Materiały wybuchowe znaleźli koszalińscy policjanci w garażu wynajmowanym przez 37-letniego mieszkańca tego miasta. Trwa akcja wywożenia i detonowania niebezpiecznych substancji. Do Koszalina przyjechali pirotechnicy z Gdańska i Szczecina.

Przed południem policja informowała o znalezieniu podejrzanych substancji niewiadomego pochodzenia w jednym z garaży przy ul. 4 Marca w Koszalinie w woj. zachodniopomorskim. Pomieszczenie to wynajmowane jest przez 37-latka. 

Miejsce znaleziska zostało zabezpieczone w oczekiwaniu na ekipę specjalistów.

Mogę już potwierdzić, że znaleziona w garażu sproszkowana substancja to materiały wybuchowe - powiedziała oficer prasowa KMP w Koszalinie nadkom.
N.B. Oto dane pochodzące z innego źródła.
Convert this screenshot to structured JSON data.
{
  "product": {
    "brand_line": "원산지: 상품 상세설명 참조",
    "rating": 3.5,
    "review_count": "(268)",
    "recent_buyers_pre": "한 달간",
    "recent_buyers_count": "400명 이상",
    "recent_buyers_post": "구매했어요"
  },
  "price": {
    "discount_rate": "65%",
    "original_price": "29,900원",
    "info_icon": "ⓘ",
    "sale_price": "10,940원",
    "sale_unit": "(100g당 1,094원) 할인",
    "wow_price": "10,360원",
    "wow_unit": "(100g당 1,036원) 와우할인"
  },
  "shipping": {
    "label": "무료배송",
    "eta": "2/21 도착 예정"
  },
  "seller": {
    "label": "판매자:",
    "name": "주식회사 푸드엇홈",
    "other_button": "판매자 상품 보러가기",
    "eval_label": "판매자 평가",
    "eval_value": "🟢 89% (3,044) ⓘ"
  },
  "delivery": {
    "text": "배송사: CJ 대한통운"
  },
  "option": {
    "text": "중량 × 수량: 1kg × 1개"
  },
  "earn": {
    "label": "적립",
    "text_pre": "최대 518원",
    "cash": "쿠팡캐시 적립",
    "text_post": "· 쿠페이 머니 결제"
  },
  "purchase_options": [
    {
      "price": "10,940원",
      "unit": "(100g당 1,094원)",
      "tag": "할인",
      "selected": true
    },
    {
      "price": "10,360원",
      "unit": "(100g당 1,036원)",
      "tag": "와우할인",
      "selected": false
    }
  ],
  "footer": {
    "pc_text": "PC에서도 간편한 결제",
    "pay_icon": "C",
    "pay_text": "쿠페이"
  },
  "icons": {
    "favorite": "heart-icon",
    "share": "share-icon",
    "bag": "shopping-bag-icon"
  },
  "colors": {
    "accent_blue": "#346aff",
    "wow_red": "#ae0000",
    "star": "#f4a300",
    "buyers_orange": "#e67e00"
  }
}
Monika Kosiec.

Pierwsza partia wybuchowych substancji już została przewieziona na tereny wojskowe i tam zdetonowana. 

Jak informuje policja, wynajmujący garaż mężczyzna zgromadził w nim spory arsenał, a niebezpieczne substancje składował tam w beczkach i wiadrach.

37-latek jest w policyjnym areszcie. Jego przesłuchanie zaplanowano na jutro.